The cumulative effect of all these changes is far from clear-cut. Chris Jacobs, a former Heritage Foundation analyst who is now CEO of Juniper Research Group, is among those experts who doubt that many states would even try for waivers from the pre-existing conditions and essential benefits requirements. But other analysts believe states would find it difficult to resist the pressure from insurers, who would fear a replay of what happened in Kentucky and New York.


If “you dramatically scale back subsidies and have no individual mandate to avoid adverse selection and keep premiums down,” said Edwin Park, vice president for health policy at the Center on Budget and Policy Priorities, then states would be under “immediate pressures to roll back more and more” of those protections.


What’s Clear: Millions Would Lose Coverage


More important, even states that didn’t seek waivers would be subject to the rest of the American Health Care Act’s changes ― which would be every bit as severe as they were a month ago, when support for the bill crumbled following a Congressional Budget Office estimate of its likely effects on health insurance.


It’s gotten a bit lost in the last few weeks, with all the focus on pre-existing conditions, but the most consequential part of the GOP bill is arguably the way it yanks financial aid away from people who can’t get health insurance simply because they can’t afford it on their own.


This includes the proposed change in the formula for calculating tax credits, which currently offer much more assistance to people with lower incomes, higher insurance costs or both. It also includes a massive cut to Medicaid that, according to the CBO, would reduce federal spending by $839 billion over 10 years ― and drive up the number of people without coverage by 14 million.


These cuts would devastate not just poor people who, without Medicaid, have no way to pay their medical bills. They would also devastate hospitals, which depend on those Medicaid dollars to finance care for the poor.

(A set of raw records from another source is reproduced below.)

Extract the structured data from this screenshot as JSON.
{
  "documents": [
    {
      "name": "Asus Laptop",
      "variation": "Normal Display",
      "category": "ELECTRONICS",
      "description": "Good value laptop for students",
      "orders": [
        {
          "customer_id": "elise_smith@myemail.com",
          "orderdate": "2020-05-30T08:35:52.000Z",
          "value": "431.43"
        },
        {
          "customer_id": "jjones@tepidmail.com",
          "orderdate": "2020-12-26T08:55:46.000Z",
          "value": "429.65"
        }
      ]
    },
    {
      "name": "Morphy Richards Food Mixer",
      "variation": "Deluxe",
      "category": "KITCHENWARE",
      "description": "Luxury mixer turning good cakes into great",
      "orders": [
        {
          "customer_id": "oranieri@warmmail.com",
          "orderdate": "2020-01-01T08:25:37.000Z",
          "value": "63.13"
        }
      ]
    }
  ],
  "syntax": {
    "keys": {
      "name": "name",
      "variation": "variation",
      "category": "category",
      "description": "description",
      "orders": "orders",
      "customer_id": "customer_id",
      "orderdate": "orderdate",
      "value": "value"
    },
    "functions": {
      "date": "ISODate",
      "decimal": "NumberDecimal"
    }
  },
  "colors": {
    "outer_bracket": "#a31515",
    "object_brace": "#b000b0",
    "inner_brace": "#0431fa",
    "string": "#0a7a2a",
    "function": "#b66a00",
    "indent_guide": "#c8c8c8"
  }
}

Consider how this would play out in a state like New York, where the number of uninsured residents fell by 259,000 because of Obamacare’s Medicaid expansion, according to the Center on Budget and Policy Priorities. New Yorkers might think their state officials could protect them from the worst effects of the GOP bill. But they couldn’t. The state would lose the federal support it gets for expanded Medicaid, forcing it either to come up with a lot of extra money or (more likely) to cut the program, so that many more people would end up uninsured.


Meanwhile, New Yorkers buying coverage on their own would face total annual costs ― that is, premiums plus out-of-pocket costs ― that were $2,708 higher on average, according to a report from the Center on American Progress. That’s because of the way the GOP bill’s changes to insurance regulations and financial assistance would interact with each other: There would be savings for some people, particularly the young and the healthy, but big new costs for others.


Earlier this week, when Rep. Chris Collins (R-N.Y.) appeared on CNN to defend his support of the GOP bill, he said, “Some aspects of this are troublesome to a few of our members ― not me, because this would not impact New York in the least.”


It wasn’t clear whether Collins was speaking specifically about the new amendment or the bill as a whole. But the idea that people in districts like his could avoid serious pain from the American Health Care Act is fanciful ― as he and his fellow Republicans will discover if it becomes law.